The Tennessee senator urges supporters to post a message on his VOLPAC blog to "show your support for President Bush." The post drew more than 150 comments in its first four hours, with roughly 80 percent supporting the position of Bush and Frist. (More than 500 people had posted as of 8 a.m. ET Tuesday morning.)
At issue is the warrantless wiretapping of American citizens by the National Security Agency authorized by Bush in 2002. The president acknowledged the existence of the program following a New York Times report on it in December but defended its necessity for fighting the war on terror.

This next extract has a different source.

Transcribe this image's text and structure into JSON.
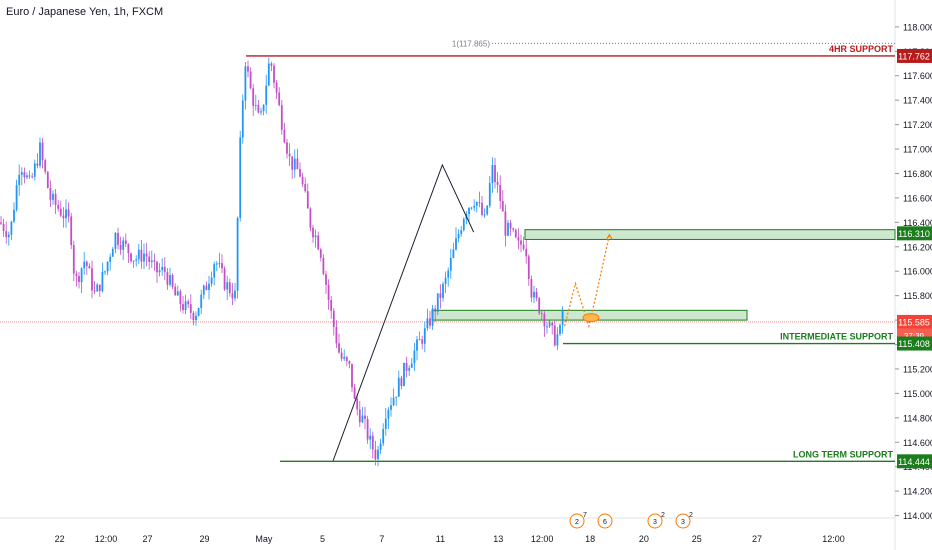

Most Democrats (and even some Republicans) held a different view, arguing that the president had (at best) bent the law or (at worst) committed a criminal infraction by not seeking warrants for these activities. That argument was perhaps made best by former Vice President Al Gore in a January speech in which Gore accused Bush of breaking the law "repeatedly and insistently" and called for a special counsel to investigate the surveillance program. The speech, not surprisingly, won plaudits from the liberal left and protestations from the conservative right.
In the intervening months, some establishment Democrats have reined in their rhetoric on the eavesdropping program -- arguing privately that most Americans see the issue as a national security question and, as a result, are more likely to side with the president.
After the Senate Intelligence Committee voted along partisan lines last month to table a Democratic proposal to investigate the program, however, Feingold sprung into action. Speaking from the Senate floor Monday, Feingold said that "when the president of the United States breaks the law, he must be held accountable," adding that Bush's actions are far worse than those which led to the impeachment of President Bill Clinton in 1998. Feingold stopped short of calling for impeachment proceedings against Bush.
The positions staked out by Frist and Feingold are likely political winners for the two men -- each of whom is considering a White House run in 2008. Frist's hard line stance against Feingold (and in support of Bush) is sure to win him plaudits among the party's conservative base -- a key voting bloc in early presidential primary and caucus states.
Feingold's call for condemnation of the president should have a similar effect on his candidacy among liberals who have long contended that Bush should be impeached for his role in the NSA program. The censure resolution is simply the latest move by Feingold aimed at courting the party's ideological left. Feingold was the first Democratic senator to propose a specific timeline for troop withdrawals from Iraq, and he led the fight against the reauthorization of the Patriot Act. He was also the only one of the five Democratic Senators (or former senators) considering the 2008 race to vote against the use of force resolution against Iraq in 2002.
The unanswered question is whether establishment Democrats -- led by Senate Minority Leader Harry Reid (Nev.) -- will back Feingold's position or leave him swinging in the political winds. And if they take the latter option, how does the party's left react?